#43 - Sub-string divisibility
The number, 1406357289, is a 0 to 9 pandigital number because it is made up of each of the digits 0 to 9 in some order, but it also has a rather interesting sub-string divisibility property.
Let $d_1$ be the 1st digit, $d_2$ be the 2nd digit, and so on. In this way, we note the following:
- $d_2d_3d_4=406$ is divisible by 2
- $d_3d_4d_5=063$ is divisible by 3
- $d_4d_5d_6=635$ is divisible by 5
- $d_5d_6d_7=357$ is divisible by 7
- $d_6d_7d_8=572$ is divisible by 11
- $d_7d_8d_9=728$ is divisible by 13
- $d_8d_9d_{10}=289$ is divisible by 17
Find the sum of all 0 to 9 pandigital numbers with this property.
There are $10!=3\,628\,800$ 0 to 9 pandigital numbers. We need to find the quickest way to check each number to see whether it satisfies the conditions. The order in which we check is also important, as some conditions are more restrictive than others.

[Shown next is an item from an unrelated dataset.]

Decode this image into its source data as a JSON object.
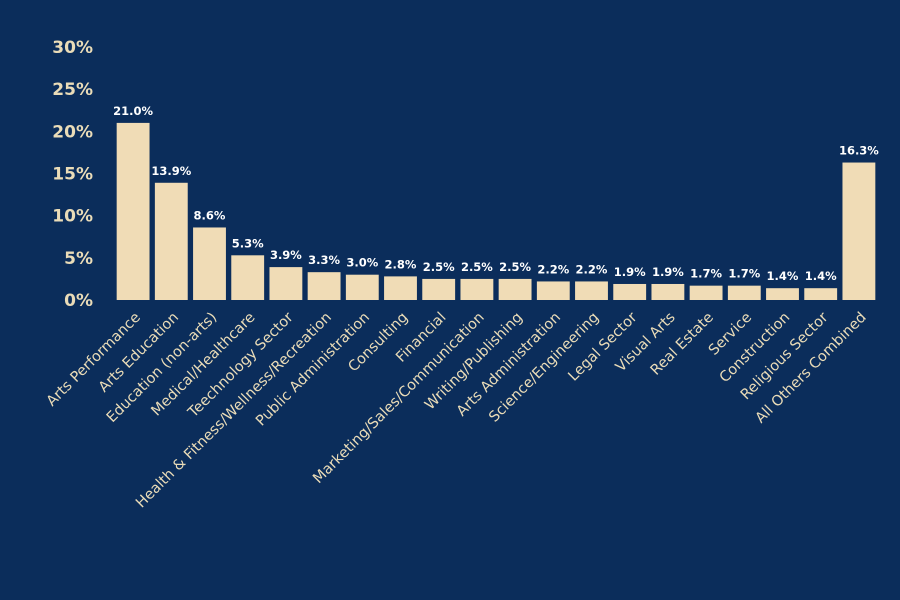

Since $d_4d_5d_6$ needs to be divisible by 5, that forces $d_6$ to either be 0 or 5. With similar analysis, $d_4$ has to be an even digit.
Once these conditions are met, we can then check for divisibility. We will check the largest divisibility and then check the smaller ones, since a number being divisible by 17 is less likely than 3.
For looping through pandigital numbers, we use itertools.permutations.
# file: "problem043.py"
s = 0
for perm in permutations('0123456789'):
if perm[0] != '0' and \
(perm[5] == '0' or perm[5] == '5') and \
perm[3] in '02468':
perm = ''.join(perm)
if int(perm[7:]) % 17 == 0 and \
int(perm[6:9]) % 13 == 0 and \
int(perm[5:8]) % 11 == 0 and \
int(perm[4:7]) % 7 == 0 and \
int(perm[2:5]) % 3 == 0:
print(perm)
s += int(perm)
print('-----------')
print(s)
The output of our loop is,
1406357289
1430952867
1460357289
4106357289
4130952867
4160357289
-----------
16695334890
1.2334722367077846 seconds.
We see that there are only 6 numbers that satisfy the properties, and the sum of them is 16695334890.